Das Bundesamt entgegnete mit Schreiben vom 26. Februar 2021 an die griechischen Behörden, dass die Remonstrationsfrist am 6. Januar 2021 abgelaufen und damit das Übernahmeverfahren auf Basis des Art. 9 Dublin III-VO bereits abgeschlossen sei.
Mit Schreiben vom 19. März 2021 teilte die Antragsgegnerin dem Antragstellerbevollmächtigten mit, dass das Verfahren abgeschlossen sei und die Entscheidung über ein weiteres Verfahren dem ersuchenden Mitgliedstaat obliege.
Mit am 23. März 2021 beim Verwaltungsgericht Ansbach eingegangenem Schriftsatz ihres Prozessbevollmächtigten hat die Antragstellerin einen Antrag nach § 123 VwGO gestellt und beantragt,
die Antragsgegnerin im Wege der einstweiligen Anordnung nach § 123 VwGO zu verpflichten, sich unter Aufhebung der ergangenen Ablehnung des Aufnahmegesuchs sowie der Wiedervorlage durch das griechische Migrationsministerium – nationales Dublin-Referat – für das Asylverfahren der Antragstellerin für zuständig zu erklären.

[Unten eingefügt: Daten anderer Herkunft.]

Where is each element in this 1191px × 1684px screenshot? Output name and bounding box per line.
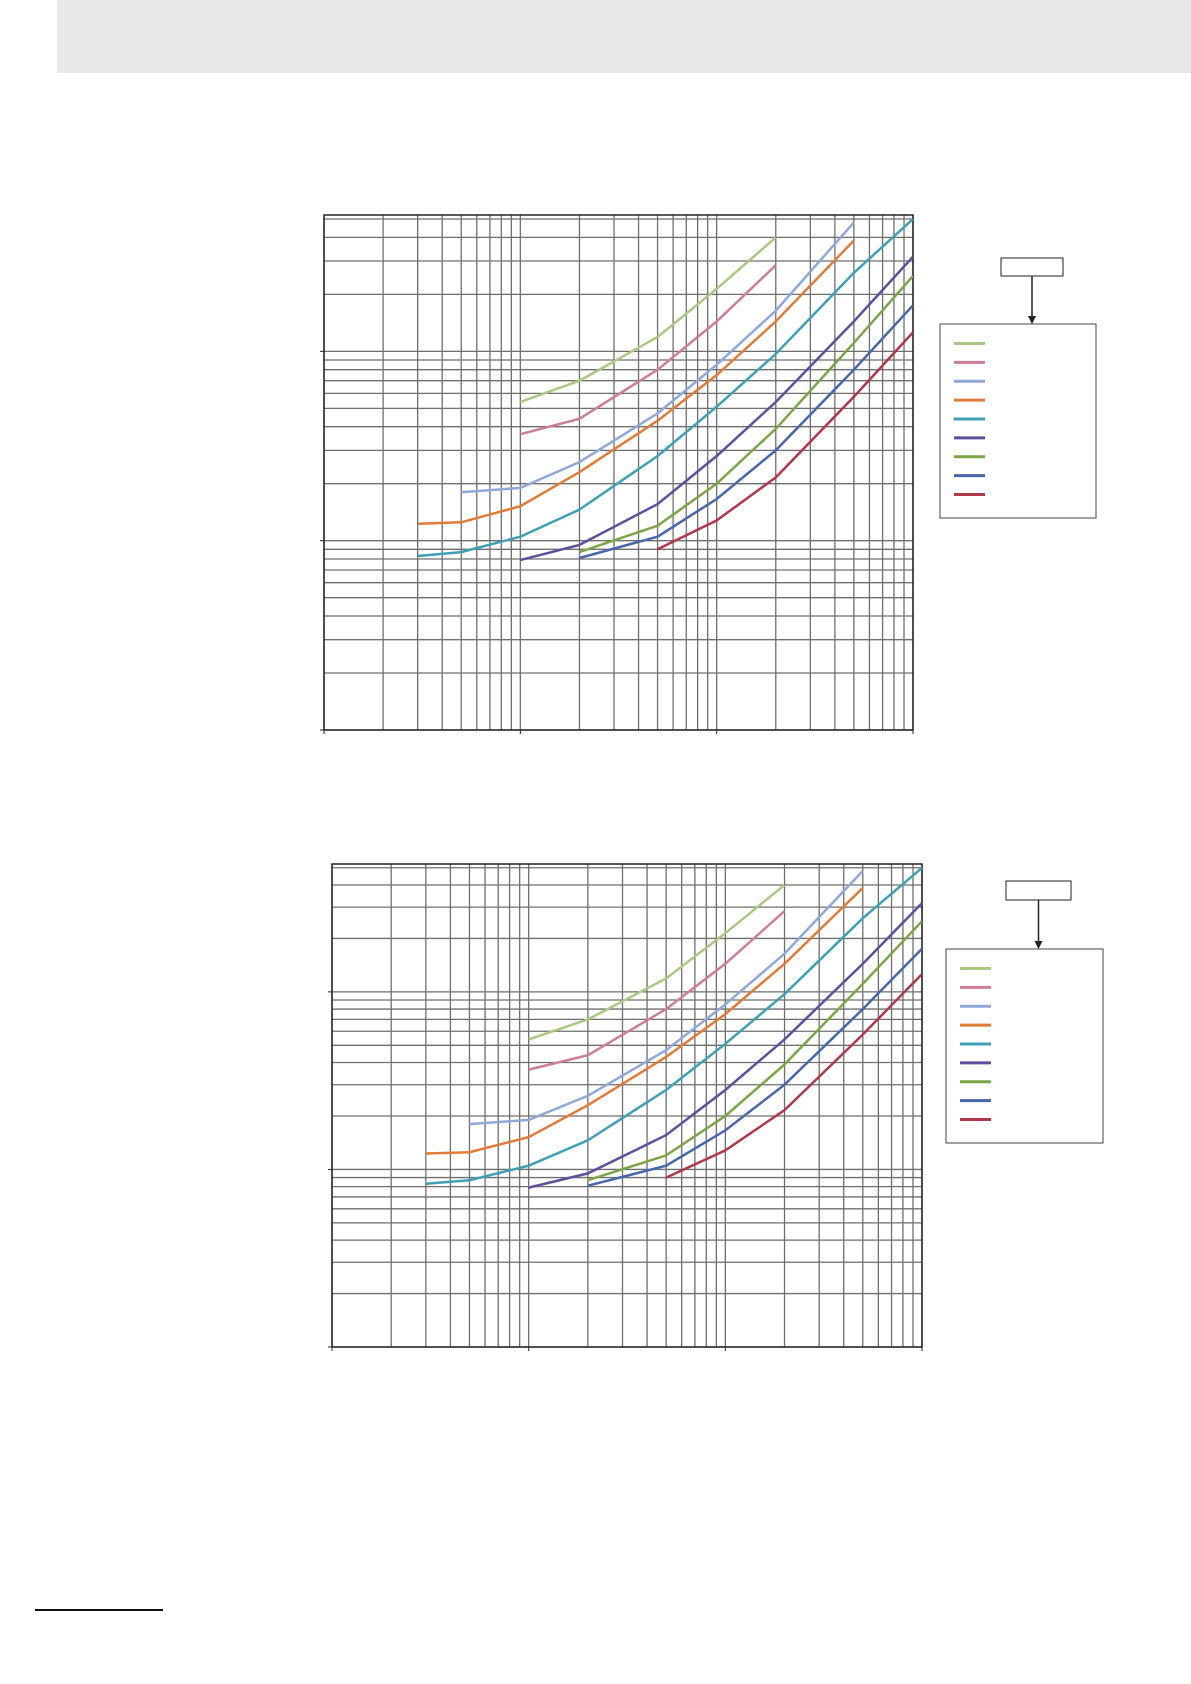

Zur Begründung führt sie im Wesentlichen aus, dass sich für die Antragstellerin ein Anspruch auf Zuständigkeitsübernahme aus Art. 9 Dublin III-VO, der insoweit drittschützenden Charakter habe, ergebe. Die vorgelegten förmlichen Beweismittel im Sinne des Art. 22 Abs. 3 Satz 2 Buchst. a, i Dublin III-VO seien nicht durch Gegenbeweis wiederlegt worden. Ohnehin bestimme Art. 15 Abs. 2 Dublin-Durchführungsverordnung, dass die Echtheit aller Gesuche, Antworten und Schriftstücke, die von einer in Artikel 19 bezeichneten nationalen Systemzugangsstelle übermittelt würden, als gegeben gelte. Insbesondere auch in der Gesamtschau mit den weiteren Unterlagen werde ersichtlich, dass es sich bei der Antragstellerin um die Ehefrau der Referenzperson handele. Schließlich sei auch ein Anordnungsgrund gegeben, da nunmehr eine Sachentscheidung der griechischen Asylbehörden über den Asylantrag der Antragstellerin zu besorgen stehe, womit diese nicht mehr dem Anwendungsbereich der Dublin III-VO unterfiele.
Die Antragsgegnerin äußerte sich bislang nicht.
Wegen weiterer Einzelheiten wird auf die beigezogenen elektronischen Akten der Antragstellerin sowie der Referenzperson, … …, beim Bundesamt sowie die Gerichtsakte verwiesen.
II.
Der Antrag auf Erlass einer einstweiligen Anordnung nach § 123 Abs. 1 VwGO ist zulässig (2.), aber unbegründet (3.). Das Bayerische Verwaltungsgericht Ansbach ist für die Entscheidung zuständig (1.).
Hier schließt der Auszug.